PÁGINA 5 — Posicionamento Salarial: Salário é a Variável Que Toca Todo Mundo
Você pode ter a melhor liderança, melhor benefício, melhor cultura. Mas se paga 20% abaixo do mercado para Engenheiro Sênior, perde a pessoa em 12 meses. E o jurídico pode estar em risco se tem gap de equidade não justificado.
Essa página responde três perguntas diferentes para três públicos dentro da empresa — CHRO, CFO e jurídico. E todas com o mesmo dado.
O que você descobrir:
— Scatter de compressão salarial: Eixo X = anos de casa. Eixo Y = salário atual. Cor = cargo. Uma linha de tendência por cargo revela um padrão perigoso: quando a linha é quase horizontal, significa que veteranos de 10 anos ganham o mesmo que novatos de 2 anos.
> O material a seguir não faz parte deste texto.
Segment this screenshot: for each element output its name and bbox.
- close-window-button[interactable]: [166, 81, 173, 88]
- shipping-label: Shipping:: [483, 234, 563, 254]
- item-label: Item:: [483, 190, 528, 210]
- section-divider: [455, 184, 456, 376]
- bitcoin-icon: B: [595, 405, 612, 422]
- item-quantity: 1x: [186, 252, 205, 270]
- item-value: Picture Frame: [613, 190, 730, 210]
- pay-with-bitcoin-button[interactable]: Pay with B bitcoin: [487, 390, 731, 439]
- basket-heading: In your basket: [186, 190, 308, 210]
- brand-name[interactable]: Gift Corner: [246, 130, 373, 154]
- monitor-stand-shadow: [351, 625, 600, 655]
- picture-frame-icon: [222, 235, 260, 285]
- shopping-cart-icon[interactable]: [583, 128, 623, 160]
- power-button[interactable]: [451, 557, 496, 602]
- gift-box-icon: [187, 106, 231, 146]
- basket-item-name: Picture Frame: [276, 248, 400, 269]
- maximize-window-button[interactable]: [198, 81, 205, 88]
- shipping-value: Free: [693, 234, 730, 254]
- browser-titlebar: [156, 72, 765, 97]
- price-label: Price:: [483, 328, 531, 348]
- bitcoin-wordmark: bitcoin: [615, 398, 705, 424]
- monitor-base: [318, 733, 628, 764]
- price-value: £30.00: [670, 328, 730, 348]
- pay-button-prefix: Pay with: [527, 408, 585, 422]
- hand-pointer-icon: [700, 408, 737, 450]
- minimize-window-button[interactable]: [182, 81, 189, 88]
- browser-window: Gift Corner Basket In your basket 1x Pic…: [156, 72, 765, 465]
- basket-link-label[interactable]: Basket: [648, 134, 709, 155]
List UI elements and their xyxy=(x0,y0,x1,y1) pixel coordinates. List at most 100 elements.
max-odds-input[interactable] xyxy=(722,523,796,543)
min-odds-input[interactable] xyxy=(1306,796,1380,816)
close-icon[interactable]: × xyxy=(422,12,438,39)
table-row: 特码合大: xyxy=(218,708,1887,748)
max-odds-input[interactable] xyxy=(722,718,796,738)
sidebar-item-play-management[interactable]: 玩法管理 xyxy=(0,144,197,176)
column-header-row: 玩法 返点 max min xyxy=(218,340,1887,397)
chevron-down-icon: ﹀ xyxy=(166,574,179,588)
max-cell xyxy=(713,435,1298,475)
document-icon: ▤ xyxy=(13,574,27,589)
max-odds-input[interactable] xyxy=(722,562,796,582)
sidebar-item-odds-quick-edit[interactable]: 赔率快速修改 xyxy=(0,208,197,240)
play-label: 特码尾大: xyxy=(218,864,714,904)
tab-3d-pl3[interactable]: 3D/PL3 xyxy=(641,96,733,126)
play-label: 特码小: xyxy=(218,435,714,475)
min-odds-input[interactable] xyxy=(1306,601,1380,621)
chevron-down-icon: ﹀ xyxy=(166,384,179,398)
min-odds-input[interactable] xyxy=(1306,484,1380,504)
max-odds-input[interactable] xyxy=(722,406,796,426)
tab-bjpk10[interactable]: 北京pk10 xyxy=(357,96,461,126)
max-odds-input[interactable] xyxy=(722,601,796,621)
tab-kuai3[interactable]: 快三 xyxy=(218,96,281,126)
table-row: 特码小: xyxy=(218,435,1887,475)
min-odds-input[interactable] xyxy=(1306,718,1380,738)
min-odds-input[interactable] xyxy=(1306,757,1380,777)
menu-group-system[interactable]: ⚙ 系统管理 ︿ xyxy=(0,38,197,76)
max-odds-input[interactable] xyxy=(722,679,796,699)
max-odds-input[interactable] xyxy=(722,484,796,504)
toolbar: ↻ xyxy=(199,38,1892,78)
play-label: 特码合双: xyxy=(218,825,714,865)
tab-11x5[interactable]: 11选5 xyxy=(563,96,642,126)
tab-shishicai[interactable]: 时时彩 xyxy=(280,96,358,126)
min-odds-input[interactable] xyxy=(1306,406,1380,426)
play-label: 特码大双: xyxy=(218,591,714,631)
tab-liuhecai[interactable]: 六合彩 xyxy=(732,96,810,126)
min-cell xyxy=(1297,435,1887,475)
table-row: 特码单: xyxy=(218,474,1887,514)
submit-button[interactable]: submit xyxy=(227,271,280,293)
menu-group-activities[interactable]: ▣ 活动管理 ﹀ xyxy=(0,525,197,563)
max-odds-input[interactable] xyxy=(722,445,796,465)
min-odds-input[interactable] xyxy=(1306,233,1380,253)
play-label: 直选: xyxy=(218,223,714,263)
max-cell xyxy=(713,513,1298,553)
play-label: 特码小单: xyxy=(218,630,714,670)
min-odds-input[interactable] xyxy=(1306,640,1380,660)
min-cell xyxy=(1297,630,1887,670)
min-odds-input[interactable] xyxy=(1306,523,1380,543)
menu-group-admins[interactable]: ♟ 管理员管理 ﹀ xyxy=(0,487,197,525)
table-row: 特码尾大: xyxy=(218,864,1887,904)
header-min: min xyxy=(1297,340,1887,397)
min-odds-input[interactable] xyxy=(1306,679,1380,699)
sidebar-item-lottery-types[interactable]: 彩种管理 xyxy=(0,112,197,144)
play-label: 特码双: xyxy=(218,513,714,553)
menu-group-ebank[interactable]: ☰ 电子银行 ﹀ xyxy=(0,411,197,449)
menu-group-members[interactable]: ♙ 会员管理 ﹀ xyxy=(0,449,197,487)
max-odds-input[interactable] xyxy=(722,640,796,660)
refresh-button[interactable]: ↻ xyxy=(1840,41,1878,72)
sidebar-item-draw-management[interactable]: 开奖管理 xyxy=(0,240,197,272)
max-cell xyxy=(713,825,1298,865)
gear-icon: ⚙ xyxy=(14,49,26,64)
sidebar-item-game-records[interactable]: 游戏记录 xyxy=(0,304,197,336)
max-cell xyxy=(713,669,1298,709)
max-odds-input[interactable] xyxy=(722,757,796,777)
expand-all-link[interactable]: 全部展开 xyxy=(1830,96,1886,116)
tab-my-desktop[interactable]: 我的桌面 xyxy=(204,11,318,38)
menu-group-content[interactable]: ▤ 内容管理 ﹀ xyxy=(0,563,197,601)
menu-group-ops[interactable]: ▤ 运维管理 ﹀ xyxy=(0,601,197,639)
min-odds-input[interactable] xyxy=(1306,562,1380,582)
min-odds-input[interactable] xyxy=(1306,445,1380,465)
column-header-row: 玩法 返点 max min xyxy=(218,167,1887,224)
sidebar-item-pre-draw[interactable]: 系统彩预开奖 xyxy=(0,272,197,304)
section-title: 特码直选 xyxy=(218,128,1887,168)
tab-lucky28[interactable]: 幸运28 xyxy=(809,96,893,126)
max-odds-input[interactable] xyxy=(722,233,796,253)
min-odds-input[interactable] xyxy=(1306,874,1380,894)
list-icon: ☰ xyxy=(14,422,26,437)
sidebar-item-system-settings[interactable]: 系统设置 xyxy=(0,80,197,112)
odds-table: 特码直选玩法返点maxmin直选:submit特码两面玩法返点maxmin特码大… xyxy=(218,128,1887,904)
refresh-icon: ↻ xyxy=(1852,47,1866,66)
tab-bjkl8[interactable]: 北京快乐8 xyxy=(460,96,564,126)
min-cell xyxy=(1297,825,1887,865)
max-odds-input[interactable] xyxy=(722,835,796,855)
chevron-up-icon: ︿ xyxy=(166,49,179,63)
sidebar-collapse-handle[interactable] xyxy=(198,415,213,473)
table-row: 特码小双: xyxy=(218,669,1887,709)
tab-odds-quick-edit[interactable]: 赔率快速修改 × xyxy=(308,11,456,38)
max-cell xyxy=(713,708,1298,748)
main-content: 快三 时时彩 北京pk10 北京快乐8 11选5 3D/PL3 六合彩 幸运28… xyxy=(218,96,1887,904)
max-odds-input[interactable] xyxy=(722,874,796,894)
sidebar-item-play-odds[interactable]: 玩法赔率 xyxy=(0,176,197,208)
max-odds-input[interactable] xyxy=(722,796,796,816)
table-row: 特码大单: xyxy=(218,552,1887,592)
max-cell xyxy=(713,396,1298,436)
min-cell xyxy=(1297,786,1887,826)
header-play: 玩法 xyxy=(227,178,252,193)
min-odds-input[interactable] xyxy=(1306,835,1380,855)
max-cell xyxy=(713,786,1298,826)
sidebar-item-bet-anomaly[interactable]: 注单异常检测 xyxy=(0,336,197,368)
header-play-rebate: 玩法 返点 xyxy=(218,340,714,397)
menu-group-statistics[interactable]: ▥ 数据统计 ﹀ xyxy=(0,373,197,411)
Em mercados aquecidos (como Tech), isso é comum — empresa contrata pleno a R$ 10k, depois sênior também a R$ 10k porque a demanda é urgente. Resultado: o sênior vê que seu tempo de casa não foi recompensado e sai. Essa visualização torna invisível visível.
— Cartões de custo de correção: "Custo para levar todos com Compa-Ratio < 0,85 ao midpoint: R$ 420k" e "Custo para equalizar gaps de gênero acima de 8%: R$ 180k". Essas duas linhas traduzem diagnóstico em orçamento. Agora o CFO tem número para decidir se faz a revisão salarial estruturada ou espera.
— Tendência de mercado sobreposta: Um gráfico de linha mostra como o P50 do mercado evoluiu para os 5 cargos mais críticos nos últimos 3 anos. Se o mercado subiu 18% para Engenheiro Pleno em 2 anos e a empresa reajustou 12%, o gap acumulado é visível — e é o argumento definitivo para aumentar orçamento de revisão.
— Compa-Ratio comparativo — ativos vs. demitidos voluntários: Dois cartões lado a lado: "Compa-Ratio médio dos colaboradores ativos: 0,91" vs. "Compa-Ratio médio dos que pediram demissão no último ano: 0,78". Quando o segundo é significativamente menor, a prova está feita — você está perdendo justamente quem está mal remunerado. Esse par de números é irrefutável.